Thursday, February 24, 2011

Death to Gaddafi

I do not consider myself the bloodthirsty sort, but when CNN broadcasts angry mobs executing Col. Muammar Gaddafi I’ll TiVo the kill.
Like I do with favorite sporting moments, I’ll likely watch it a bunch the first few weeks, then maybe once a month, then maybe once a year on the anniversary.
It’s something I may savor with a glass of cabernet.
He was the first contemporary tyrant I ever hated and you never forget your first.
He was always in the headlines for horrific and bloody mayhem when I was a young newspaper reporter in Nashville and Greensburg, Pennsylvania.
To me, he is a Founding Father of state-sponsored terrorism. His money and menace were behind the 1972 Olympic killings and a string of deadly bombings throughout Europe in the 1980s. His bombs blew up discotheques, and machine guns paid for with his oil money slaughtered dozens waiting to board airline flights in Rome and Vienna.
He was an avid supporter of Iran when it held American’s hostage and later when it went to war with Iraq when Saddam Hussein was a key Middle East ally of ours -- and my how times change.
Ronald Reagan tried and failed to kill him with bombing raids in 1986, strikes that killed 45, including Gaddafi’s adopted daughter, but did nothing to deter him.
Then he and his henchmen were behind the Dec. 21, 1988, bombing of Pan Am flight 103 when it was 31,000 feet over Lockerbie, Scotland. The explosion killed 259 crew and passengers and 11 village residents upon whom the thousand pound chunks of debris without warning rained.
Two of the victims were local girls, Elyse Saraceni and Beth Johnson from  Greensburg’s Seton Hill College. The pair were returning from Europe to spend Christmas home with their families. I contributed coverage of the funerals and local outrage over the killings that remains unavenged.
The recollection of those poignant holiday losses still galls.
His body count may or may not be as high as Osama bin Laden’s, but his deadly aspirations have always been the same. 
That’s why I’ve been mystified by the change in Gaddafi’s stature over the last 10 years.
Admittedly, much about U.S. foreign policy mystified me over the last 10 years, but I’ve been most surprised about the shift in attitude toward Gaddafi by the people I count on to know better.
It was summarized thusly by David Blair, diplomatic editor of the prestigious Daily Telegraph in London. Here’s what he wrote in 2009:
"In his four decades as Libya's 'Brother Leader', Colonel Muammar Gaddafi has gone from being the epitome of revolutionary chic to an eccentric statesman with entirely benign relations with the West.”

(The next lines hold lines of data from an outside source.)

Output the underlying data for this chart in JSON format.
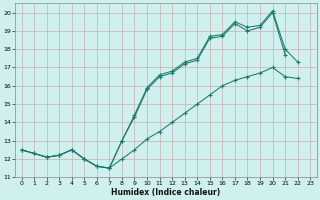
{
  "xlabel": "Humidex (Indice chaleur)",
  "background_color": "#cff0ee",
  "grid_color": "#c8b0b0",
  "line_color": "#1a7a6e",
  "x": [
    0,
    1,
    2,
    3,
    4,
    5,
    6,
    7,
    8,
    9,
    10,
    11,
    12,
    13,
    14,
    15,
    16,
    17,
    18,
    19,
    20,
    21,
    22,
    23
  ],
  "upper": [
    12.5,
    12.3,
    12.1,
    12.2,
    12.5,
    12.0,
    11.6,
    11.5,
    13.0,
    14.4,
    15.9,
    16.6,
    16.8,
    17.3,
    17.5,
    18.7,
    18.8,
    19.5,
    19.2,
    19.3,
    20.1,
    18.0,
    17.3,
    null
  ],
  "mid": [
    12.5,
    12.3,
    12.1,
    12.2,
    12.5,
    12.0,
    11.6,
    11.5,
    13.0,
    14.3,
    15.8,
    16.5,
    16.7,
    17.2,
    17.4,
    18.6,
    18.7,
    19.4,
    19.0,
    19.2,
    20.0,
    17.7,
    null,
    null
  ],
  "lower": [
    12.5,
    12.3,
    12.1,
    12.2,
    12.5,
    12.0,
    11.6,
    11.5,
    12.0,
    12.5,
    13.1,
    13.5,
    14.0,
    14.5,
    15.0,
    15.5,
    16.0,
    16.3,
    16.5,
    16.7,
    17.0,
    16.5,
    16.4,
    null
  ],
  "ylim": [
    11,
    20.5
  ],
  "xlim": [
    -0.5,
    23.5
  ],
  "yticks": [
    11,
    12,
    13,
    14,
    15,
    16,
    17,
    18,
    19,
    20
  ],
  "xticks": [
    0,
    1,
    2,
    3,
    4,
    5,
    6,
    7,
    8,
    9,
    10,
    11,
    12,
    13,
    14,
    15,
    16,
    17,
    18,
    19,
    20,
    21,
    22,
    23
  ]
}
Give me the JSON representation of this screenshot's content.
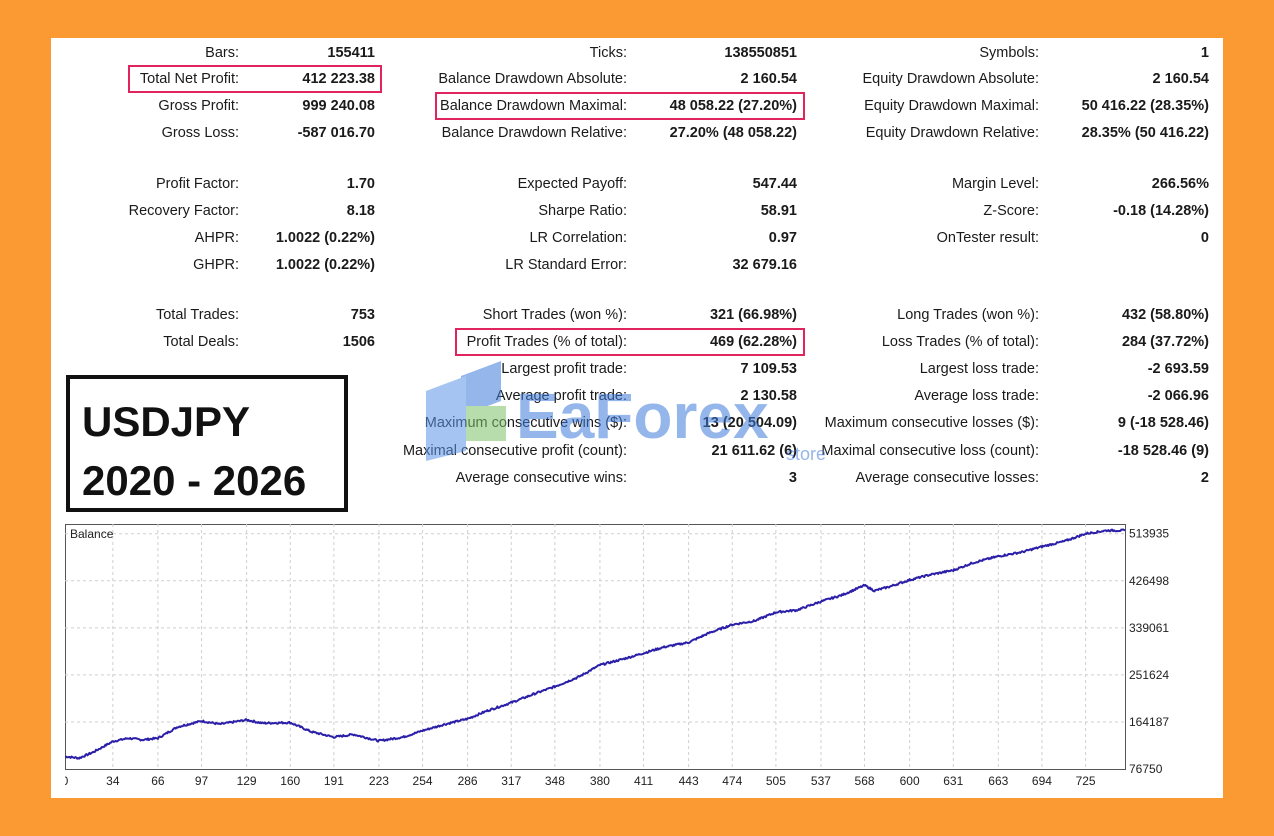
{
  "overlay": {
    "symbol": "USDJPY",
    "period": "2020 - 2026",
    "watermark_text": "EaForex",
    "watermark_sub": "store"
  },
  "stats": {
    "col1": [
      {
        "label": "Bars:",
        "value": "155411"
      },
      {
        "label": "Total Net Profit:",
        "value": "412 223.38"
      },
      {
        "label": "Gross Profit:",
        "value": "999 240.08"
      },
      {
        "label": "Gross Loss:",
        "value": "-587 016.70"
      },
      {
        "label": "Profit Factor:",
        "value": "1.70"
      },
      {
        "label": "Recovery Factor:",
        "value": "8.18"
      },
      {
        "label": "AHPR:",
        "value": "1.0022 (0.22%)"
      },
      {
        "label": "GHPR:",
        "value": "1.0022 (0.22%)"
      },
      {
        "label": "Total Trades:",
        "value": "753"
      },
      {
        "label": "Total Deals:",
        "value": "1506"
      }
    ],
    "col2": [
      {
        "label": "Ticks:",
        "value": "138550851"
      },
      {
        "label": "Balance Drawdown Absolute:",
        "value": "2 160.54"
      },
      {
        "label": "Balance Drawdown Maximal:",
        "value": "48 058.22 (27.20%)"
      },
      {
        "label": "Balance Drawdown Relative:",
        "value": "27.20% (48 058.22)"
      },
      {
        "label": "Expected Payoff:",
        "value": "547.44"
      },
      {
        "label": "Sharpe Ratio:",
        "value": "58.91"
      },
      {
        "label": "LR Correlation:",
        "value": "0.97"
      },
      {
        "label": "LR Standard Error:",
        "value": "32 679.16"
      },
      {
        "label": "Short Trades (won %):",
        "value": "321 (66.98%)"
      },
      {
        "label": "Profit Trades (% of total):",
        "value": "469 (62.28%)"
      },
      {
        "label": "Largest profit trade:",
        "value": "7 109.53"
      },
      {
        "label": "Average profit trade:",
        "value": "2 130.58"
      },
      {
        "label": "Maximum consecutive wins ($):",
        "value": "13 (20 504.09)"
      },
      {
        "label": "Maximal consecutive profit (count):",
        "value": "21 611.62 (6)"
      },
      {
        "label": "Average consecutive wins:",
        "value": "3"
      }
    ],
    "col3": [
      {
        "label": "Symbols:",
        "value": "1"
      },
      {
        "label": "Equity Drawdown Absolute:",
        "value": "2 160.54"
      },
      {
        "label": "Equity Drawdown Maximal:",
        "value": "50 416.22 (28.35%)"
      },
      {
        "label": "Equity Drawdown Relative:",
        "value": "28.35% (50 416.22)"
      },
      {
        "label": "Margin Level:",
        "value": "266.56%"
      },
      {
        "label": "Z-Score:",
        "value": "-0.18 (14.28%)"
      },
      {
        "label": "OnTester result:",
        "value": "0"
      },
      {
        "label": "Long Trades (won %):",
        "value": "432 (58.80%)"
      },
      {
        "label": "Loss Trades (% of total):",
        "value": "284 (37.72%)"
      },
      {
        "label": "Largest loss trade:",
        "value": "-2 693.59"
      },
      {
        "label": "Average loss trade:",
        "value": "-2 066.96"
      },
      {
        "label": "Maximum consecutive losses ($):",
        "value": "9 (-18 528.46)"
      },
      {
        "label": "Maximal consecutive loss (count):",
        "value": "-18 528.46 (9)"
      },
      {
        "label": "Average consecutive losses:",
        "value": "2"
      }
    ]
  },
  "colors": {
    "background": "#fb9a32",
    "highlight": "#e0245e",
    "balance_line": "#2b1fa8"
  },
  "chart_data": {
    "type": "line",
    "title": "Balance",
    "x_ticks": [
      0,
      34,
      66,
      97,
      129,
      160,
      191,
      223,
      254,
      286,
      317,
      348,
      380,
      411,
      443,
      474,
      505,
      537,
      568,
      600,
      631,
      663,
      694,
      725
    ],
    "y_ticks": [
      76750,
      164187,
      251624,
      339061,
      426498,
      513935
    ],
    "xlim": [
      0,
      753
    ],
    "ylim": [
      76750,
      532000
    ],
    "grid": true,
    "series": [
      {
        "x": [
          0,
          10,
          20,
          34,
          45,
          55,
          66,
          80,
          97,
          110,
          129,
          140,
          160,
          175,
          191,
          205,
          223,
          240,
          254,
          270,
          286,
          300,
          317,
          333,
          348,
          365,
          380,
          395,
          411,
          425,
          443,
          458,
          474,
          490,
          505,
          520,
          537,
          552,
          568,
          575,
          585,
          600,
          615,
          631,
          645,
          663,
          680,
          694,
          710,
          725,
          740,
          753
        ],
        "y": [
          100000,
          97000,
          108000,
          128000,
          134000,
          131000,
          134000,
          155000,
          166000,
          160000,
          168000,
          162000,
          163000,
          146000,
          136000,
          141000,
          129000,
          136000,
          148000,
          160000,
          170000,
          185000,
          200000,
          216000,
          230000,
          248000,
          270000,
          280000,
          292000,
          303000,
          312000,
          330000,
          345000,
          352000,
          368000,
          372000,
          388000,
          400000,
          418000,
          408000,
          415000,
          428000,
          438000,
          446000,
          460000,
          472000,
          480000,
          490000,
          500000,
          514000,
          520000,
          520000
        ]
      }
    ]
  }
}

Revolutionary chic? Eccentric statesman?
Now, I’m not versed in the deft, polite ways of diplomatic conversation, but WTF?
This is not some colorful and benign leader with quaint and idiosyncratic ways. This is a homicidal madman.
The revolution in Egypt was a euphoric triumph. What’s happening in Libya is compelling for more base reasons.
There will be no apologies, no trial, no exile to some cushy Mediterranean splendor.
This ending is preordained.
We’re witnessing the fruits of four decades of bloody repression ripen in real time. We have the opportunity to watch every step as determined mobs advance to an inevitable end that will make squeamish diplomats turn away.
Gaddafi’s vowed to fight to his last drop of blood.
It’s the one public utterance he’s made I wholeheartedly endorse.
Hope you like hell, you son of a bitch. There's a seat saved for you.